In pairing the two production methods, NorthStar will ensure a steady supply of Mo-99 by mitigating the disruptions commonly experienced by single-method producers when faced with unexpected equipment downtime.
“These complementary production methods will establish NorthStar as the market leader in generating non-HEU Mo-99 and the resulting Tc-99m needed for diagnosing patients,” said NorthStar President and CEO George Messina. “True end-to-end, in-house domestic production and the benign, low-volume waste stream provide the very real potential for NorthStar to become the low-cost producer of Mo-99 for years to come. The commercialization of the accelerator production method creates numerous advantages for NorthStar, its customers and, most importantly, patients. NorthStar is poised to be the first producer of Mo-99 in the United States in more than 25 years.”

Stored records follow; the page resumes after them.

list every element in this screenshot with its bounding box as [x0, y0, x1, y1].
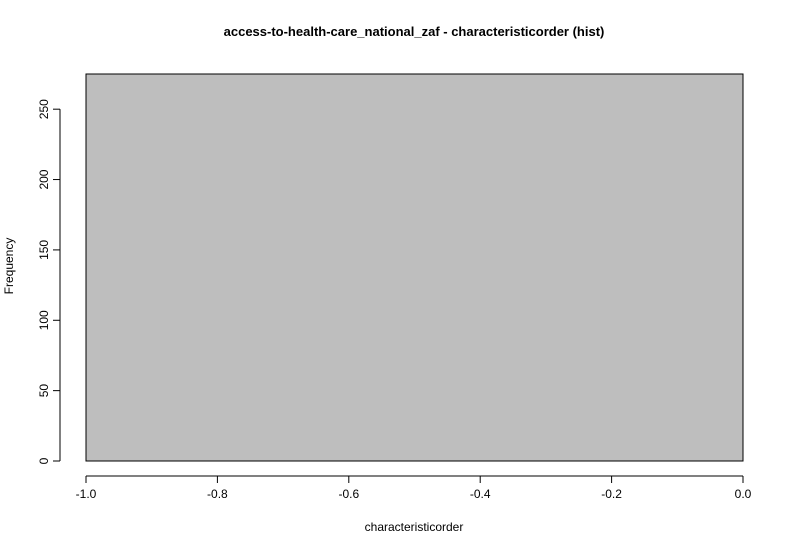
- chart-title: access-to-health-care_national_zaf - cha…: [224, 24, 605, 39]
- x-tick-label: -0.8: [207, 487, 228, 501]
- x-tick-label: -1.0: [76, 487, 97, 501]
- y-tick-label: 0: [37, 457, 51, 464]
- histogram-bar: [85, 73, 744, 462]
- x-tick-label: -0.4: [470, 487, 491, 501]
- x-axis-label: characteristicorder: [365, 520, 464, 534]
- x-tick-label: 0.0: [735, 487, 752, 501]
- x-axis: -1.0 -0.8 -0.6 -0.4 -0.2 0.0: [76, 475, 752, 501]
- x-tick-label: -0.6: [338, 487, 359, 501]
- y-axis: 0 50 100 150 200 250: [37, 99, 61, 464]
- y-axis-label: Frequency: [2, 238, 16, 295]
- y-tick-label: 250: [37, 99, 51, 119]
- y-tick-label: 200: [37, 169, 51, 189]
- bars-layer: [85, 73, 744, 462]
- y-tick-label: 150: [37, 240, 51, 260]
- x-tick-label: -0.2: [601, 487, 622, 501]
- y-tick-label: 50: [37, 384, 51, 398]
- y-tick-label: 100: [37, 310, 51, 330]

NorthStar Medical Radioisotopes LLC
Based in Madison, NorthStar Medical Radioisotopes LLC (northstarnm.com) was founded in 2006 to address the needs of the nuclear medicine market in the United States. A wholly owned subsidiary of NorthStar Medical Technologies LLC, the company is committed to resolving industry-wide supply challenges that have caused shortages of vital medical isotopes, negatively impacting patient care and stalling clinical research. Its patented technologies include innovative non-uranium based molybdenum-99 production methods, a novel separation chemistry system and tools for the nuclear medicine market.